Moi, Claude
mon petit-fils. Ce que tu as entendu est sans aucun doute un morceau appris par cœur. Le sujet choisi est des plus courants : Athénodore a bien pu lui seriner mot à mot une douzaine de déclamations modèles du même genre. Je ne dis pas que cela ne me fasse plaisir de voir Claude si facile à dresser : nous pourrons par exemple lui faire répéter de la sorte sa cérémonie de mariage. Mais ton idée de le faire souper avec nous est ridicule. Je me refuse à manger dans la même pièce que ce garçon : j’en aurais une indigestion.
« Pour ce qu’on dit de son intelligence, regarde les choses de près. Germanicus a juré à son père mourant d’aimer et de défendre son frère : il a trop de noblesse de cœur pour trahir ce serment sacré. Athénodore et Sulpicius, eux, sont payés – et bien payés – pour trouver de l’esprit à Claude : leurs fonctions leur donnent une excuse pour traîner dans le palais et se donner des airs de conseillers privés. Reste Postumus – mais voici plusieurs mois que je me plains de lui. Il adore discuter avec ses supérieurs, pour le simple plaisir de nous exaspérer : le fait d’être maintenant ton unique petit-fils lui donne de l’importance. Son attitude envers Claude est un exemple. L’autre jour il a été positivement insolent envers moi : je disais que Sulpicius perdait son temps à instruire ce garçon : Postumus a répliqué qu’à son avis Claude avait plus de jugement que la plupart de ses proches – moi comprise, je suppose. Mais le cas de Postumus est un autre problème. Pour le moment nous parlons de Claude, et je te répète que je ne peux pas dîner en sa compagnie, pour des raisons d’ordre physique que je te crois capable d’apprécier. »

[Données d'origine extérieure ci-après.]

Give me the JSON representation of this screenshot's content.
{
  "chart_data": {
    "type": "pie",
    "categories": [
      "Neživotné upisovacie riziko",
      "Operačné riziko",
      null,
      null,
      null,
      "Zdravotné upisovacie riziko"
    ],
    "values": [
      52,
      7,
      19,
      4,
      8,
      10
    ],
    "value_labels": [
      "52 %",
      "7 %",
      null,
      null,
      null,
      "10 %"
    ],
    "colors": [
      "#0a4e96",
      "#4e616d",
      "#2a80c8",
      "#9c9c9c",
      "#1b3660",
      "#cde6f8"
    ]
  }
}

Un an plus tard, Auguste écrivait à Livie, à la campagne pour quelques jours :
«… Quant au jeune Claude, je profiterai de ton absence pour l’inviter chaque soir à souper. J’avoue que sa présence m’embarrasse encore, mais je ne crois pas bon pour lui de souper toujours seul avec Sulpicius et Athénodore. Leurs conversations sont trop purement livresques, et si braves gens qu’ils soient tous deux ce ne sont pas les compagnons rêvés pour un garçon de son âge et de son rang. Je voudrais lui voir choisir quelque jeune homme bien né sur lequel il pût modeler sa tenue et sa conduite. Sa timidité et sa réserve l’en empêchent. Il adore notre cher Germanicus, mais il sent trop vivement sa propre infériorité pour se risquer jamais à l’imiter – j’irais tout aussi bien m’habiller d’une peau de lion, brandir une massue et me figurer que je suis Hercule. Pauvre garçon ! il est bien à plaindre, car dans les questions d’importance, quand son esprit ne bat pas la campagne, on s’aperçoit de la noblesse de son cœur… »
Une troisième lettre, écrite peu après mon mariage, au moment où je venais d’être nommé prêtre de Mars, a aussi son intérêt :
« Ma chère Livie,
« Selon ton conseil j’ai discuté avec Tibère ce que nous pourrions faire du jeune Claude. Maintenant que le voici majeur et prêtre de Mars, nous ne pouvons remettre indéfiniment notre décision touchant à son avenir. Je le crois suffisamment sain de corps et d’esprit – sans quoi je ne l’aurais pas, en adoptant à la fois Tibère et Germanicus, laissé chef de la branche aînée des Claudes. Mais dans ce cas il faut le prendre en main et lui donner les mêmes chances qu’à Germanicus. Au contraire, si nous admettons que ses infirmités corporelles sont liées à une infirmité mentale définitive, nous ne devons pas donner aux gens malintentionnés l’occasion de rire de lui et de nous. Je le répète, il faut nous décider rapidement et une fois pour toutes.
La question la plus urgente est celle-ci : que ferons-nous de lui pendant les Jeux qui se préparent en l’honneur de Mars ? Je pense qu’on peut fort bien lui laisser la table des prêtres, en lui recommandant de ne faire que ce qu’on lui dira et de s’en remettre en tout à son beau-frère, le jeune Plautius Silvanus. De cette manière il pourra apprendre beaucoup de choses. Naturellement il n’est pas question de le placer avec moi dans la loge présidentielle, à côté de la statue sacrée sur laquelle toute l’assistance a constamment les yeux fixés. Ses bizarreries ne manqueraient pas d’attirer les commentaires.